"Kevin O'Connor" kevin@koconnor.net writes:
On Thu, Jul 07, 2011 at 05:45:02PM +0200, Bjørn Mork wrote:
It's been a while with little work and little progress on my side... But I looked at this again today, and found that it may be related to the SMBIOS table being allocated with malloc_high(). Does that make sense?
Anyway, the problematic OS boots without problems with current seabios from git if I make this change:
diff --git a/src/smbios.c b/src/smbios.c index 8df0f2d..c96deb5 100644 --- a/src/smbios.c +++ b/src/smbios.c @@ -17,7 +17,7 @@ smbios_entry_point_init(u16 max_structure_size, u16 number_of_structures) { struct smbios_entry_point *ep = malloc_fseg(sizeof(*ep));
- void *finaltable = malloc_high(structure_table_length);
- void *finaltable = malloc_fseg(structure_table_length); if (!ep || !finaltable) { warn_noalloc(); free(ep);
Thanks.
It's possible that the OS has an error in handling the SMBIOS when it is in high-memory (located above 1meg). (For example, older versions of Linux crash when the mptable is in high memory.)

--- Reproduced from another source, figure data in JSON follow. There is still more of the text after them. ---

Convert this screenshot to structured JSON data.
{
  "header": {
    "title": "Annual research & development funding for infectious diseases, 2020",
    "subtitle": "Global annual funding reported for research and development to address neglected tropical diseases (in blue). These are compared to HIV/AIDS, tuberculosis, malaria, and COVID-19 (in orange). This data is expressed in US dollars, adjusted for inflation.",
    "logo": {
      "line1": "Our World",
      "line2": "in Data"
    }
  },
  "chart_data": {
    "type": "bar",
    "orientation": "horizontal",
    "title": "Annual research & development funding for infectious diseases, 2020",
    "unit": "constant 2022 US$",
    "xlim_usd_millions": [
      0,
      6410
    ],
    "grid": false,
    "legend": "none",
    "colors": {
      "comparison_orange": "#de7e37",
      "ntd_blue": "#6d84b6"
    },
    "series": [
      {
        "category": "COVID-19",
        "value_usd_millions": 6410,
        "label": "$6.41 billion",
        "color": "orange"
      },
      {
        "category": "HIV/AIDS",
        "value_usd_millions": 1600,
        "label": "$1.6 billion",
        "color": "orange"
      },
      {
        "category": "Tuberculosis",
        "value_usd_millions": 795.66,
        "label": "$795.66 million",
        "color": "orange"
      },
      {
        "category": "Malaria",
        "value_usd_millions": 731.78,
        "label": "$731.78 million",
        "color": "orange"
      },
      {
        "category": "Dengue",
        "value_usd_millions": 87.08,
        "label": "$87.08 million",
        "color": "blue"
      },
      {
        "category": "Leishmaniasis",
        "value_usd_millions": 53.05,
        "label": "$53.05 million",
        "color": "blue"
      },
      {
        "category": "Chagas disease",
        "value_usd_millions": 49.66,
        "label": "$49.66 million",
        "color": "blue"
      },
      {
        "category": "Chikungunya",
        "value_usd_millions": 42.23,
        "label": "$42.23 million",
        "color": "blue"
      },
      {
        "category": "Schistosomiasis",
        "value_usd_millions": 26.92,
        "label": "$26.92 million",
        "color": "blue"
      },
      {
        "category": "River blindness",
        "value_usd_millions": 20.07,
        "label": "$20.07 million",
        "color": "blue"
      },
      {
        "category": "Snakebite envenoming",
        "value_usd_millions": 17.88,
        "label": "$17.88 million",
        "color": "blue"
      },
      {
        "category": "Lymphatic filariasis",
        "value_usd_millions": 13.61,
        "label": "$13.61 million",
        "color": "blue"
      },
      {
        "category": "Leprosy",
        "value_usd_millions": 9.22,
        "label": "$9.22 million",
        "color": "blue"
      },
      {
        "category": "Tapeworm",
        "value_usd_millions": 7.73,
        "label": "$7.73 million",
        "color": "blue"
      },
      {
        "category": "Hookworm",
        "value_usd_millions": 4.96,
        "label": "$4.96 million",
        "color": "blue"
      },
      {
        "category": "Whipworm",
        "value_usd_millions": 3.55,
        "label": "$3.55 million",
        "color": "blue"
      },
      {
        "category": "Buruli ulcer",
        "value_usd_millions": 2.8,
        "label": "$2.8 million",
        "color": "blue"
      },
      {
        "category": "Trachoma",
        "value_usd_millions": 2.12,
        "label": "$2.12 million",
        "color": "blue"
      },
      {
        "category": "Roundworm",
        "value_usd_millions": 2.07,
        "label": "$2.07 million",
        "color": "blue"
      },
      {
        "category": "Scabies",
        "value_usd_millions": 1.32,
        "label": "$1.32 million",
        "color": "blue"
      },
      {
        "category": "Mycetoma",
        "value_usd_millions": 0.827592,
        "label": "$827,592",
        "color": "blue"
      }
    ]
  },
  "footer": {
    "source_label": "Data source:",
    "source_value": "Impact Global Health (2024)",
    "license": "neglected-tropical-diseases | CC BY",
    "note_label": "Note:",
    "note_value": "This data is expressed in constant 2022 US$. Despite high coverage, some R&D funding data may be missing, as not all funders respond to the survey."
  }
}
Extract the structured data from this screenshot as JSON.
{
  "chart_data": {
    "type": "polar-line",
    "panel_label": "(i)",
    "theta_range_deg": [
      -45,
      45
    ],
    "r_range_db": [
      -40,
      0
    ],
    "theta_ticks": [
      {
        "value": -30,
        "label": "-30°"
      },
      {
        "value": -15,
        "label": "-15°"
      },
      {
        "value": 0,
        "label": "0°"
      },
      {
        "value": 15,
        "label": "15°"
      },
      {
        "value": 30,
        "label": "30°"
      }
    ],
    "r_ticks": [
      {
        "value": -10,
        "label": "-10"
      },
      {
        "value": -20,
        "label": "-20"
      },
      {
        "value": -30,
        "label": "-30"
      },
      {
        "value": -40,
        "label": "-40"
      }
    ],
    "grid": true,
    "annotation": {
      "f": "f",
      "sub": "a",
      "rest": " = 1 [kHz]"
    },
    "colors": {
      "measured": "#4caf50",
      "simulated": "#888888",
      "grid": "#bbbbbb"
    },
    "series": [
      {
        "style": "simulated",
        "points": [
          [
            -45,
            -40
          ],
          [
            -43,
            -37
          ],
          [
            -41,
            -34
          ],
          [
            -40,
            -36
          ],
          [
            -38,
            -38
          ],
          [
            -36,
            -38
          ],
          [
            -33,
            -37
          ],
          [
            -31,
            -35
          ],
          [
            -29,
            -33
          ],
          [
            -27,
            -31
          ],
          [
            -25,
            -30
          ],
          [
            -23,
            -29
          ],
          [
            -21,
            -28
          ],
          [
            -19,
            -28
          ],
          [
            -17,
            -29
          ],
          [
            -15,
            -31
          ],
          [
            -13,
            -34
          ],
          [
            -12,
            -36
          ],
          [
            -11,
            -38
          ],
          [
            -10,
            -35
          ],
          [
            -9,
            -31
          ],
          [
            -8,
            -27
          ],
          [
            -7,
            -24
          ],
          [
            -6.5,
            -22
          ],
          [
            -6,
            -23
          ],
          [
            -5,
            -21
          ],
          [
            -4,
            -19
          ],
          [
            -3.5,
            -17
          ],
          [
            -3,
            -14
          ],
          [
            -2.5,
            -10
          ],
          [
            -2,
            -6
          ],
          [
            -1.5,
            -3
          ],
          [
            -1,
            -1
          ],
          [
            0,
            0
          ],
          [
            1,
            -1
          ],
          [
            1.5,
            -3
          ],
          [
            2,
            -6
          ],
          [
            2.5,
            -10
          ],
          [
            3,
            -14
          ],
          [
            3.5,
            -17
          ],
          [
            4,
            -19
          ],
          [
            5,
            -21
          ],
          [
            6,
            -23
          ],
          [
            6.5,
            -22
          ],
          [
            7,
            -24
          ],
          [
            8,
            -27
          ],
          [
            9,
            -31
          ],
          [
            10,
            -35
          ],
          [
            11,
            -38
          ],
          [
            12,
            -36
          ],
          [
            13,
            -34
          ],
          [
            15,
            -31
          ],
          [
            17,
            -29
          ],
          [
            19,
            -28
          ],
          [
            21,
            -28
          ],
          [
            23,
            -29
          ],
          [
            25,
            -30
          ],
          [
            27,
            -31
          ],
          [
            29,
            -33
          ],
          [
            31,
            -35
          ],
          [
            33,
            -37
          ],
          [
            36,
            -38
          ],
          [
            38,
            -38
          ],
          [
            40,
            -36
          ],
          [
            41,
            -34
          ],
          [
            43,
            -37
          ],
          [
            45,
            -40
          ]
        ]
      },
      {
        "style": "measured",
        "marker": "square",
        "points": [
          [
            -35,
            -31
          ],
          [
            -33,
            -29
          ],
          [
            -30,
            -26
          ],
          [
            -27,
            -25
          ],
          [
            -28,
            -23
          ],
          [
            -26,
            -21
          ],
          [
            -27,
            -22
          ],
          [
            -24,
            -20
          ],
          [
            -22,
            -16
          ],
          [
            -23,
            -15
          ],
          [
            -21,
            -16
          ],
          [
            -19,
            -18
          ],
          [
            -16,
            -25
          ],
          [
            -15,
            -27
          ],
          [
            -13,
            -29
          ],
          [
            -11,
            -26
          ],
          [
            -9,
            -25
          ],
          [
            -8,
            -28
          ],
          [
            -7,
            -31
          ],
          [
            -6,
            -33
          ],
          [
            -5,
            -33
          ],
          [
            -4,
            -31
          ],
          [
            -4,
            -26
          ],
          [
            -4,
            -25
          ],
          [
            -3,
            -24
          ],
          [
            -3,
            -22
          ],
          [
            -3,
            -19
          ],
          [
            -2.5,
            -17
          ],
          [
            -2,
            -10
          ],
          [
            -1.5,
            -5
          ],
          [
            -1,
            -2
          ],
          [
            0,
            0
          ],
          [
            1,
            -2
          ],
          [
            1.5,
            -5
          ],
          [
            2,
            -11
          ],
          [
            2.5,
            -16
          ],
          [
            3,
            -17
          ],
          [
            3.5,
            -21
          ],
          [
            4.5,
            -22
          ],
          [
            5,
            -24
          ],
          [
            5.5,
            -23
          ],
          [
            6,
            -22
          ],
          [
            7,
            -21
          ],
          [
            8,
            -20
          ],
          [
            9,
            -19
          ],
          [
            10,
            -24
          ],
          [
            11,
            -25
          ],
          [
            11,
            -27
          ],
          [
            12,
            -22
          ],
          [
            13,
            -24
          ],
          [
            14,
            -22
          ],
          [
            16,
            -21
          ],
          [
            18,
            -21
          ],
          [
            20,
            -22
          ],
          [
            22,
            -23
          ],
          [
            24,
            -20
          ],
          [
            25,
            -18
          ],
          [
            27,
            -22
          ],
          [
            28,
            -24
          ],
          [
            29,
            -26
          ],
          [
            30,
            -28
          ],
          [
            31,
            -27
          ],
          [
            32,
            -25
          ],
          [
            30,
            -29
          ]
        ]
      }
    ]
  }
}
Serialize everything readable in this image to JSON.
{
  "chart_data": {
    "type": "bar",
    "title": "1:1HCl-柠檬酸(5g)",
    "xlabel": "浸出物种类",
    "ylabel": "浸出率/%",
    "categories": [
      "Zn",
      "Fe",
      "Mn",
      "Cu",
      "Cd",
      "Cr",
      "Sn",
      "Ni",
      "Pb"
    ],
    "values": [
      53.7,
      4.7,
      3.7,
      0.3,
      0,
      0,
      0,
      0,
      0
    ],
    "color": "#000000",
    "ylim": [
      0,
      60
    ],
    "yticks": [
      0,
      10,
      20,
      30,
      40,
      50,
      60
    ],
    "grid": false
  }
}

I looked at a couple of physical machines with vendor BIOSes, and they seem to put the table in low memory:
# dmidecode 2.9 SMBIOS 2.4 present. 71 structures occupying 2506 bytes. Table at 0x000F06F0.
# dmidecode 2.9 SMBIOS 2.4 present. 80 structures occupying 2858 bytes. Table at 0x000E0010.
Makes me think that this would be the safest approach for SeaBIOS as well. With the patch above, I get this location:
# dmidecode 2.9 SMBIOS 2.4 present. 10 structures occupying 263 bytes. Table at 0x000FDA00.
Without it, I get:
# dmidecode 2.9 SMBIOS 2.4 present. 10 structures occupying 263 bytes. Table at 0x1FFFFEF0.
However, it would be really odd for the OS to work some times with the SMBIOS in high memory and sometimes fail.
Yes. Just to be perfectly clear: The crash with SMBIOS in high memory happens every time with "recent" (anything from 2009 or later) SeaBIOS versions.
I must admit that I right now am wondering whether I somehow screwed up the previous testing of older versions. I am not at all sure under what circumstances older SeaBIOS would work with SMBIOS enabled.
I tried malloc_low() too, and that works as well. But malloc_fseg() seems appropriate, unless I've misunderstood something here. Which very well can be. I am not going to claim any understanding at all.
malloc_low and malloc_fseg would both put the table in the first megabyte of physical ram. Of the two, malloc_fseg would be preferable.
That's what I thought. Glad I could be right about something :-)
Does the above make any sense, or is this just another example of "tickling the underlying bug"?
I have to wonder if the reorganization of memory just caused the bug to not pop up. If you disable SMBIOS, can you confirm the problem reliably goes away on multiple versions of SeaBIOS?
Yes. Tested with current HEAD and with a number of revisions around the beginning of 2009, i.e. version 0.4.0. Just to be sure, I selected an intermediate version as well: 0.5.1. And I can confirm that the problem goes away there too when I disable SMBIOS.